I find this code fairly straightforward to understand (and Haskell's powerful type checker made sure that by the time it compiled it was correct) but I wanted to check my understanding of the magic of the do block by rewriting it as a one-liner.
main :: IO () main = getArgs >>= mapM (readFile) >>= putStr . unlines . sort . lines . concat
This is a bit harder to understand than the do block at first sight, but not immensely so once you realise the parallel. The do construct is just syntactic sugar, and this is more or less what it is translated to. For details of why, and of what >>= means, refer to the tutorial I linked to above.
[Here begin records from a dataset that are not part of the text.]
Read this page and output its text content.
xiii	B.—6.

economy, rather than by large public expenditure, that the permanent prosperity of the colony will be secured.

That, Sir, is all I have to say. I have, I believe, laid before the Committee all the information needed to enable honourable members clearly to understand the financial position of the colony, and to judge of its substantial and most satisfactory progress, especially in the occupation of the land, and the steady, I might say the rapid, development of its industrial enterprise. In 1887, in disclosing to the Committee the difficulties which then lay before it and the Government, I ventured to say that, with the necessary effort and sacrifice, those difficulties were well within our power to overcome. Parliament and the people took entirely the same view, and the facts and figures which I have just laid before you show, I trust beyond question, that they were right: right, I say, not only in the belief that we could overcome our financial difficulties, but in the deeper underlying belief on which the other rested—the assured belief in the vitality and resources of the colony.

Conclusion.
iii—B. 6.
It can also be written the other way round:
main :: IO () main = putStr . unlines . sort . lines . concat =<< mapM (readFile) =<< getArgs
I'm not sure which one is easier to read.
It's also possible to nicely separate out the monadic nastiness from the pure function dealing with strings:
main :: IO () main = forallfiles transform forallfiles :: (String -> String) -> IO () forallfiles f = getArgs >>= mapM (readFile) >>= putStr . f . concat transform :: String -> String transform = (unlines . sort . lines)
While forallfiles might not be the best name in the world for this, it does at least wrap up the nastiness into a single function, leaving transform as a pure function operating on a String. Pure functions are the staple of functional programming, and it is nice to keep as much of the program pure as possible. If transform were more substantial, this would likely make the program easier to understand and to maintain.
So what about this IO () type? Well, the easiest way to think about it is as an opaque type just representing some kind of I/O. And what is I/O? Well, I/O is actually a change in the state of the outside world. It's quite easy to imagine that with putStr. The world (let's say your screen) before putStr is as it is, after putStr the screen has an extra string printed at the bottom. The change in the state of the world is the outputting of the string, and it is that change that is returned from the function.
But what about input? Well, the answer is that input is also returned in the IO () type. For example, getArgs has type IO [String]. There is no input to the function. The [String] part gets passed on to something more useful (in this case, mapM (readFile)) and the IO () part is taken care of by the monad. It is this IO () part that represents the change of state of the outside world. But what actually is this change of state? Well, in this case it's the fact that the arguments have been got. In this case it just helps with the ordering of the function evaluation by providing a data dependency that the monad can use to sequence the I/O. If we were reading a line from a file though, it could represent something more concrete like the read pointer in the file.
Ultimately though, it's not important exactly what gets wrapped up in IO (). That's why it's opaque. But every function that does any I/O at all will return that type, and the return values (ie changes in the state of the outside world) will be combined by the IO monad in the right order. What this represents is ensuring that all the I/O (and hence any computations necessary to support that I/O) is done in the right order.
Of course, it's entirely likely that there isn't any real data being passed around in IO (). The compiler is probably being clever and doing the ordering that the monad does in such a way that it's safe for functions which return IO () to have side effects, so that there is no way in which a function can have side effects without being ordered safely by the compiler. I think that's a pretty neat way of wrapping up side effects in return values, even if it's hard to understand at first.
This is by no means a formal exploration of monads or the full extent of Haskell's I/O system. There are plenty of texts covering that already. But writing this has helped me to understand it a bit better, so hopefully it will help you too.